Here's how to apply Dalton's Law:

• Identify all the gases in the mixture.
• Calculate the partial pressure of each gas separately.
• Add all the partial pressures together to find the total pressure.

In our exercise, you calculated partial pressures for helium, methane, and sulfur dioxide individually based on their mole fractions. Since each partial pressure adds up to the total pressure of 210 mm Hg, understanding these relationships helps in solving related chemistry problems effectively.

Mole Fraction

The mole fraction is a way to express the concentration of a component in a mixture. It's especially useful in gas mixtures, where it helps determine each gas's contribution to the total pressure. To find the mole fraction of a gas, you need to know the number of moles of that individual gas, as well as the total moles in the mixture.

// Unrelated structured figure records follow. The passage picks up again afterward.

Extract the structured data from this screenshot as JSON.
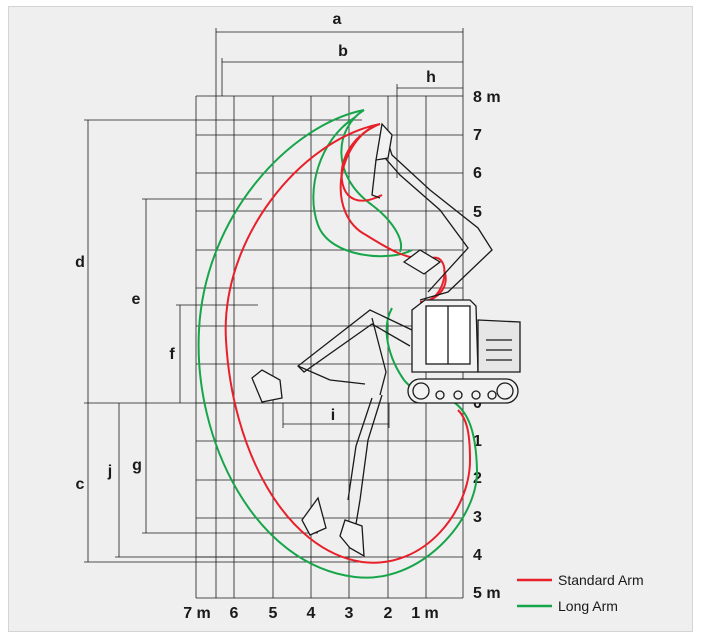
{
  "diagram": {
    "dimension_labels": {
      "a": "a",
      "b": "b",
      "h": "h",
      "d": "d",
      "e": "e",
      "f": "f",
      "i": "i",
      "c": "c",
      "j": "j",
      "g": "g"
    },
    "y_axis_labels": [
      "8 m",
      "7",
      "6",
      "5",
      "0",
      "1",
      "2",
      "3",
      "4",
      "5 m"
    ],
    "x_axis_labels": [
      "7 m",
      "6",
      "5",
      "4",
      "3",
      "2",
      "1 m"
    ]
  },
  "legend": {
    "items": [
      {
        "label": "Standard Arm",
        "color": "#e8202a"
      },
      {
        "label": "Long Arm",
        "color": "#17a54a"
      }
    ]
  },
  "colors": {
    "grid": "#1a1a1a",
    "standard_arm": "#e8202a",
    "long_arm": "#17a54a",
    "machine": "#1a1a1a"
  }
}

Calculation of mole fraction is straightforward:

• Determine the total number of moles in the mixture.
• Divide the moles of the gas you are interested in by the total number of moles.

For example, if a mixture contains 4 moles of helium, 1 mole of methane, and 0.25 moles of sulfur dioxide, it's crucial to find their individual mole fractions to calculate the partial pressures accurately. In this task, you computed:

• Helium: \( \frac{4}{5.25} \)
• Methane: \( \frac{1}{5.25} \)
• Sulfur Dioxide: \( \frac{0.25}{5.25} \)

By using mole fractions, you can cross-check how much a specific component affects the total pressure in a gaseous mixture.

Gas Mixture Calculations

Understanding gas mixture calculations is crucial for solving many real-world chemistry problems and projects. These calculations involve converting weights to moles, determining mole fractions, and employing Dalton’s Law to find partial pressures. This comprehensive approach ensures all elements in the mixture are accounted for, which leads to accurate solutions.

To solve gas mixture problems effectively:

• Convert the given weights into moles by using the molar mass of each gas.
• Calculate the total number of moles in the system.
• Find mole fractions of each gas to allow the calculation of partial pressures.
• Apply Dalton's Law to determine which gas contributes most to the overall pressure.

In scenarios like our exercise, converting equal weights of gases into moles shows how one gas may dominate the total pressure due to having more moles, as was the case with helium here. Recognizing these relationships boosts your ability to tackle complex problems related to gas mixtures.